Casey goes to a settlement conference with Goddamn Billy, and he has draft authority for $100,000 in his pocket. Plaintiff's attorney comes in and asks for five grand. Casey stands up, slams his fist on the table and yells, "What do I look like, Santa Claus?!" The plaintiff settles for two thousand.
So even though Casey has Paul Gordon, the biggest, baddest plaintiff's attorney in Southern California in his office yelling about Armageddon, Casey is not exactly pissing his pants. This is because Casey is the biggest, baddest, defense attorney in the Southern Bear Flag Republic.
What you got here – if you're a connoisseur of multimillion-dollar bad faith litigation – is you have the heavyweight championship of the world.
Gordon v. Casey.
You could make a mint from the pay-per-view rights just selling to attorneys who'd watch it in the hopes that they'll actually kill each other.
Funny thing is they're in the same office complex.
Both Casey and Gordon have their offices in the "Black Boxes," a marvel of modern architecture, black glass and hubris that sits astride the Newport Beach greenway.
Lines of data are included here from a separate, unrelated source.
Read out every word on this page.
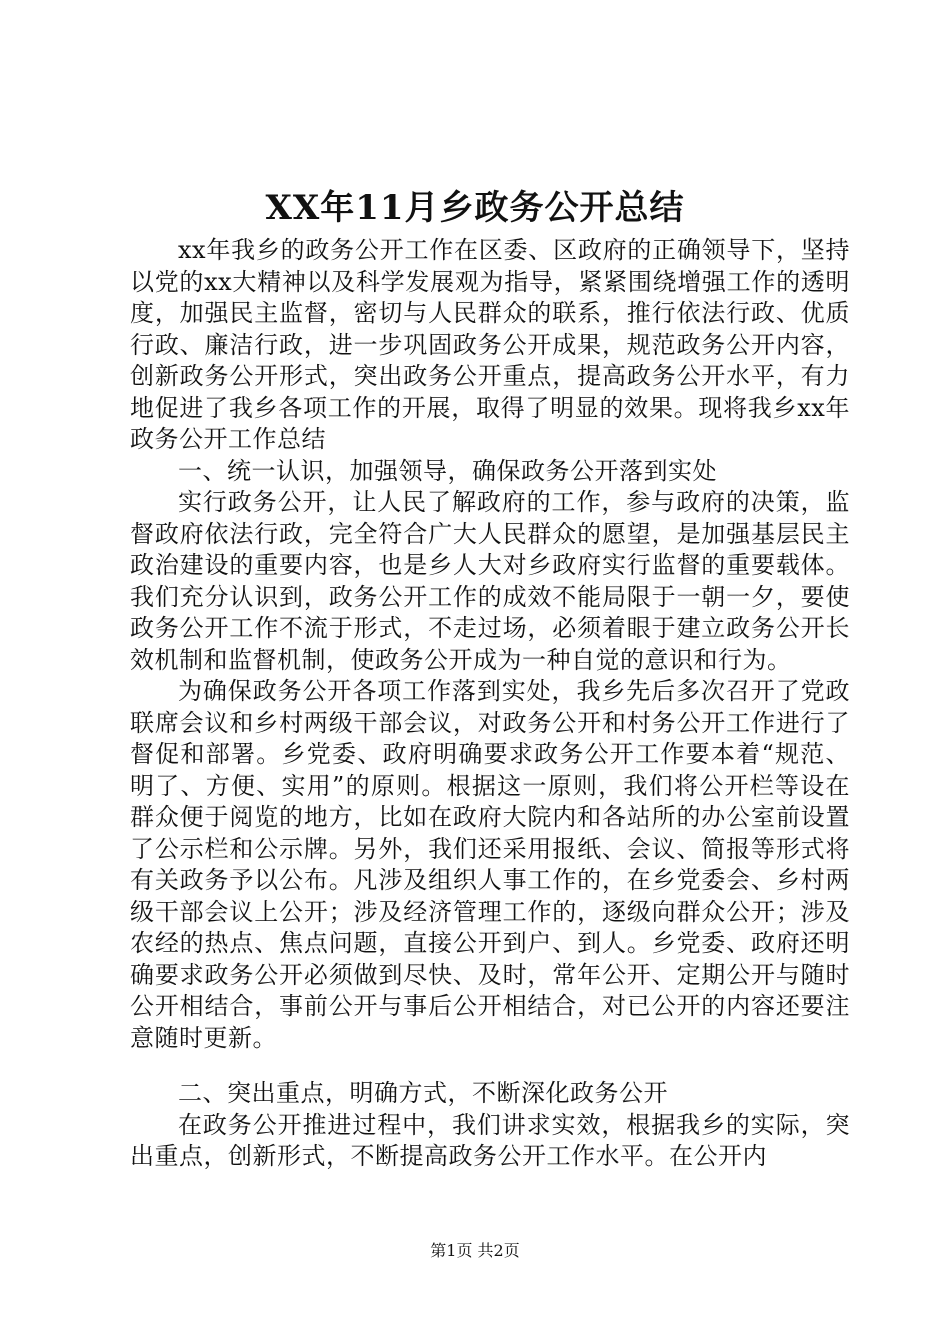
XX年11月乡政务公开总结

xx年我乡的政务公开工作在区委、区政府的正确领导下，坚持以党的xx大精神以及科学发展观为指导，紧紧围绕增强工作的透明度，加强民主监督，密切与人民群众的联系，推行依法行政、优质行政、廉洁行政，进一步巩固政务公开成果，规范政务公开内容，创新政务公开形式，突出政务公开重点，提高政务公开水平，有力地促进了我乡各项工作的开展，取得了明显的效果。现将我乡xx年政务公开工作总结

一、统一认识，加强领导，确保政务公开落到实处

实行政务公开，让人民了解政府的工作，参与政府的决策，监督政府依法行政，完全符合广大人民群众的愿望，是加强基层民主政治建设的重要内容，也是乡人大对乡政府实行监督的重要载体。我们充分认识到，政务公开工作的成效不能局限于一朝一夕，要使政务公开工作不流于形式，不走过场，必须着眼于建立政务公开长效机制和监督机制，使政务公开成为一种自觉的意识和行为。

为确保政务公开各项工作落到实处，我乡先后多次召开了党政联席会议和乡村两级干部会议，对政务公开和村务公开工作进行了督促和部署。乡党委、政府明确要求政务公开工作要本着“规范、明了、方便、实用”的原则。根据这一原则，我们将公开栏等设在群众便于阅览的地方，比如在政府大院内和各站所的办公室前设置了公示栏和公示牌。另外，我们还采用报纸、会议、简报等形式将有关政务予以公布。凡涉及组织人事工作的，在乡党委会、乡村两级干部会议上公开；涉及经济管理工作的，逐级向群众公开；涉及农经的热点、焦点问题，直接公开到户、到人。乡党委、政府还明确要求政务公开必须做到尽快、及时，常年公开、定期公开与随时公开相结合，事前公开与事后公开相结合，对已公开的内容还要注意随时更新。

二、突出重点，明确方式，不断深化政务公开

在政务公开推进过程中，我们讲求实效，根据我乡的实际，突出重点，创新形式，不断提高政务公开工作水平。在公开内

第1页 共2页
They're called the Black Boxes because that's exactly what they look like, except the bottom right corner of each building is cut away, so they look like black boxes that are about to topple over. Which is where the marvel of modern architecture bit comes in.
Casey calls them the "There Isn't Going to Be Any Fucking Earthquake" buildings, because one good temblor and you got to believe that these babies are coming down, precariously balanced as they appear to be. So you got Casey in one, and Gordon in the other, both on the twelfth floors, and they actually face each other. If they have their curtains open they could exchange friendly morning waves, which is just about as likely as O.J. and Fred Goldman sitting down over a fondue.
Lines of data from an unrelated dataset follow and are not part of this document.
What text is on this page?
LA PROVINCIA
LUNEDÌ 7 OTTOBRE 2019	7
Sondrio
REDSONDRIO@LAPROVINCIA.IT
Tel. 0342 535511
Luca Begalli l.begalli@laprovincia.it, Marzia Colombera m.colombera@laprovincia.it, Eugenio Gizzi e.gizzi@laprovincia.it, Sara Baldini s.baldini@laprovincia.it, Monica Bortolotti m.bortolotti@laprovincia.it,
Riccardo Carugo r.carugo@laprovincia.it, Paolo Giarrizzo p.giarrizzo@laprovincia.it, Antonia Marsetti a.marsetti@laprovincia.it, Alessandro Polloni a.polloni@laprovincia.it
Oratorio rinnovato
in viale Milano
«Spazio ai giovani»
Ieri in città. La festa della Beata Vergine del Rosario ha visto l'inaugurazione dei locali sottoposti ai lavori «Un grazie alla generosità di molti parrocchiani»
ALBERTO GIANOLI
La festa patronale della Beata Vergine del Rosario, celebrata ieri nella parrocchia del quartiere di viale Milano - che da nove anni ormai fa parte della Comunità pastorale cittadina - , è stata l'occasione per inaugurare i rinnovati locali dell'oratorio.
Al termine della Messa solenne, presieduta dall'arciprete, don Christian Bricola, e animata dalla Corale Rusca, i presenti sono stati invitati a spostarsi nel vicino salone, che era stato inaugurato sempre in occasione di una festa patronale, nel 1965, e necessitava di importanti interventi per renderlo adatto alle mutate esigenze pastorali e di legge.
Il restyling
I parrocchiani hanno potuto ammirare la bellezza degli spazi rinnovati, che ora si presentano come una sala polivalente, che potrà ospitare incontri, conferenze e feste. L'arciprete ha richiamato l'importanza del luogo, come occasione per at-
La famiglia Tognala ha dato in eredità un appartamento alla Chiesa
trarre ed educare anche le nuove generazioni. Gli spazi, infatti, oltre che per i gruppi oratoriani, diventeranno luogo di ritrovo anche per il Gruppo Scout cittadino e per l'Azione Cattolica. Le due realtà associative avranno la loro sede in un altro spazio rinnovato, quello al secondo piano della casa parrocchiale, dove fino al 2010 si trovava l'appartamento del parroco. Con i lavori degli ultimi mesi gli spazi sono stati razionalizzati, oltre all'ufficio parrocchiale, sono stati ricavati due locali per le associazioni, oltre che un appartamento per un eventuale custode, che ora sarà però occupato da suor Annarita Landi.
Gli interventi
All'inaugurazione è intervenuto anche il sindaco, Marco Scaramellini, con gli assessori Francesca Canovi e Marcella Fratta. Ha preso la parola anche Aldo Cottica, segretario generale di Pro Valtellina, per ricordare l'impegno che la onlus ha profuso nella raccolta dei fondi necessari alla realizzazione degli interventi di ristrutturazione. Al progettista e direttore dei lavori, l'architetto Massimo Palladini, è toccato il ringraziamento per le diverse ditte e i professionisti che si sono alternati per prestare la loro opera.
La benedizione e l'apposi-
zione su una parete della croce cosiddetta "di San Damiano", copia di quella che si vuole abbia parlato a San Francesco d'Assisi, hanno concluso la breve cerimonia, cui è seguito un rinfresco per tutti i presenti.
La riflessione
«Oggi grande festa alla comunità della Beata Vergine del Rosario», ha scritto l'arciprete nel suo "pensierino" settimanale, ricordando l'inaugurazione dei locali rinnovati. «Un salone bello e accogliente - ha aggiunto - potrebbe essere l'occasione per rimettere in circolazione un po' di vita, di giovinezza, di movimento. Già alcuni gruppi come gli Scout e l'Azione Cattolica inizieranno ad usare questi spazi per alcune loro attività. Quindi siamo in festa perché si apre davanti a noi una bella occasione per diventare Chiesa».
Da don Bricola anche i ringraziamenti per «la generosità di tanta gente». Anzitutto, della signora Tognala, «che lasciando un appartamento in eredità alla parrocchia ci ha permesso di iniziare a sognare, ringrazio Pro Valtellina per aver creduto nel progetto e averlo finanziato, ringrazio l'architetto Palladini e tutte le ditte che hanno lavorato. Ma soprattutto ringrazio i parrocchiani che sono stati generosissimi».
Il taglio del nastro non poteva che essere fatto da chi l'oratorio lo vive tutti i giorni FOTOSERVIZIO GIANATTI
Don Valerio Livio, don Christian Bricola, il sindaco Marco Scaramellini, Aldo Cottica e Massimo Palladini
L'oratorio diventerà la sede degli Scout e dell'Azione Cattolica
Anyway, Casey says, "Jack's conduct was inappropriate, no dispute, Paul."
Gordon nods with some satisfaction but he knows a punch is coming in here somewhere.
Casey throws it. "But Paul, do you think that if a jury concludes that your client is an arsonist and a murderer, it's going to give a rat's ass about some dumb thing Jack did?"
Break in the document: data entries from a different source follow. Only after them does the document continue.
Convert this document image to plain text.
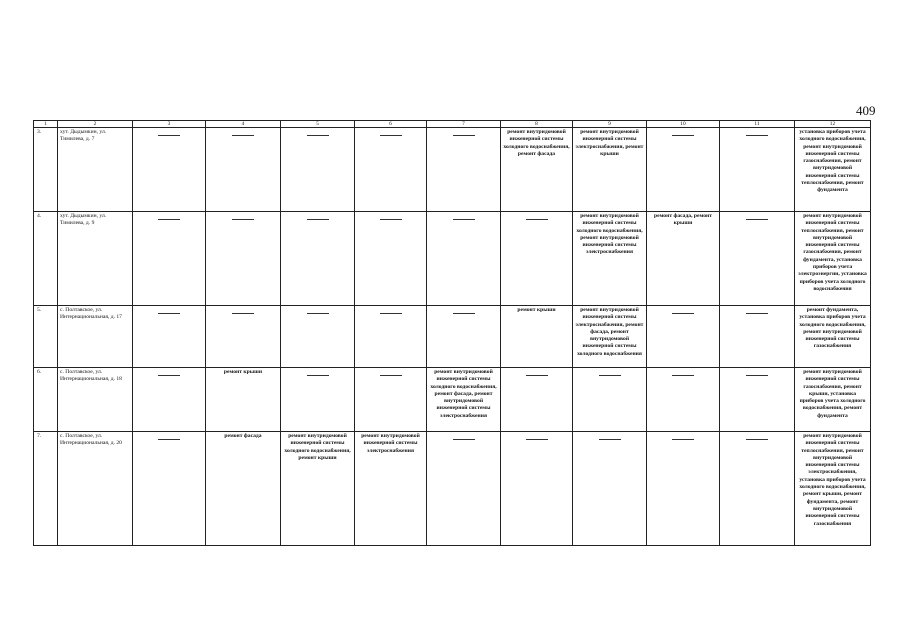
409
1	2	3	4	5	6	7	8	9	10	11	12
3.	хут. Дыдымкин, ул. Тимилева, д. 7						ремонт внутридомовой инженерной системы холодного водоснабжения, ремонт фасада	ремонт внутридомовой инженерной системы электроснабжения, ремонт крыши			установка приборов учета холодного водоснабжения, ремонт внутридомовой инженерной системы газоснабжения, ремонт внутридомовой инженерной системы теплоснабжения, ремонт фундамента
4.	хут. Дыдымкин, ул. Тимилева, д. 9							ремонт внутридомовой инженерной системы холодного водоснабжения, ремонт внутридомовой инженерной системы электроснабжения	ремонт фасада, ремонт крыши		ремонт внутридомовой инженерной системы теплоснабжения, ремонт внутридомовой инженерной системы газоснабжения, ремонт фундамента, установка приборов учета электроэнергии, установка приборов учета холодного водоснабжения
5.	с. Полтавское, ул. Интернациональная, д. 17						ремонт крыши	ремонт внутридомовой инженерной системы электроснабжения, ремонт фасада, ремонт внутридомовой инженерной системы холодного водоснабжения			ремонт фундамента, установка приборов учета холодного водоснабжения, ремонт внутридомовой инженерной системы газоснабжения
6.	с. Полтавское, ул. Интернациональная, д. 18		ремонт крыши			ремонт внутридомовой инженерной системы холодного водоснабжения, ремонт фасада, ремонт внутридомовой инженерной системы электроснабжения					ремонт внутридомовой инженерной системы газоснабжения, ремонт крыши, установка приборов учета холодного водоснабжения, ремонт фундамента
7.	с. Полтавское, ул. Интернациональная, д. 20		ремонт фасада	ремонт внутридомовой инженерной системы холодного водоснабжения, ремонт крыши	ремонт внутридомовой инженерной системы электроснабжения						ремонт внутридомовой инженерной системы теплоснабжения, ремонт внутридомовой инженерной системы электроснабжения, установка приборов учета холодного водоснабжения, ремонт крыши, ремонт фундамента, ремонт внутридомовой инженерной системы газоснабжения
"The jury won't conclude anything of the kind, Tom."
"Maybe not," Tom says, shrugging. "But just to add a jalapeno to the chili, I will tell you right now, if you push this to a trial, I will make sure that it's monitored by the federal prosecutor's office to consider potential criminal charges against your client."
Casey turns to smile at Nicky and explains, "Arson can be considered a federal crime, at the discretion of the U.S. Attorney."
Nicky shrugs an exact imitation of Casey's patented shrug.
Like, you can stick your U.S. Attorney up your ass.
And waddle.
Nicky says, "You have no evidence."
"Mr. Vale, to use a technical term," Casey says, "I have evidence up the wazoo."
Lays it all out for him.
Incendiary origin.
Motive.
And opportunity.
Especially opportunity, because he has him in a lie on his whereabouts that night.
"The guard has you coming in at 4:45," Casey says.
"So?"
Oh-so-cool Call Me Nicky.
"So you're hosed," Jack says.
Seeing if he can, you know, set Paul Gordon off.